I have a time series dataset of product given below:
date product price amount
11/17/2019 A 10 20
11/19/2019 A 15 20
11/24/2019 A 20 30
12/01/2019 C 40 50
12/05/2019 C 45 35
This data has a missing days ("MM/dd/YYYY") between the start and end date of data for each product.
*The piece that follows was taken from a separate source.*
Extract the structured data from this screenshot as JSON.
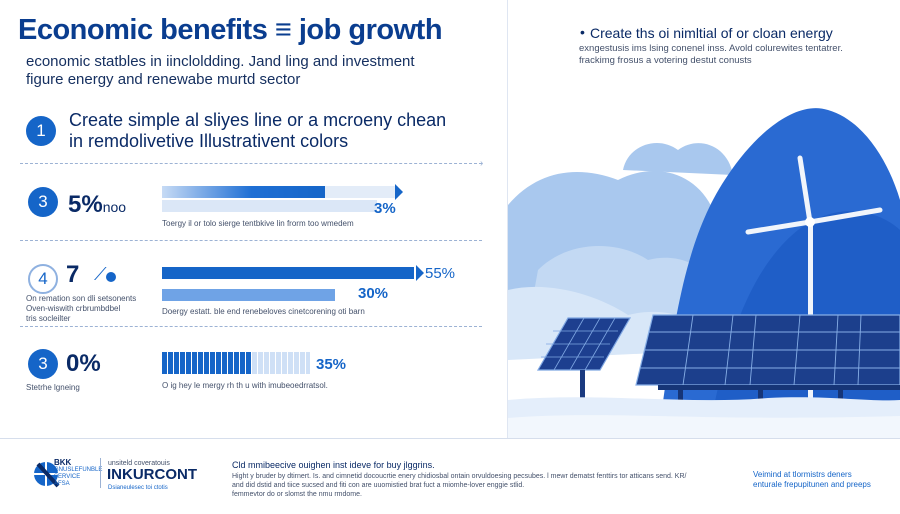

I am trying to fill missing date with zero rows and convert to previous table into a table given below:
date product price amount
11/17/2019 A 10 20
11/18/2019 A 0 0
11/19/2019 A 15 20
11/20/2019 A 0 0
11/21/2019 A 0 0
11/22/2019 A 0 0
11/23/2019 A 0 0
11/24/2019 A 20 30
12/01/2019 C 40 50
12/02/2019 C 0 0
12/03/2019 C 0 0
12/04/2019 C 0 0
12/05/2019 C 45 35
To get this conversion, I used the code:
import pandas as pd
import numpy as np
data=pd.read_csv("test.txt", sep="\t", parse_dates=['date'])
data=data.set_index(["date", "product"])
start=data.first_valid_index()[0]
end=data.last_valid_index()[0]
df=data.set_index("date").reindex(pd.date_range(start,end, freq="1D"), fill_values=0)
However the code gives an error. Is there any way to get this conversion efficiently?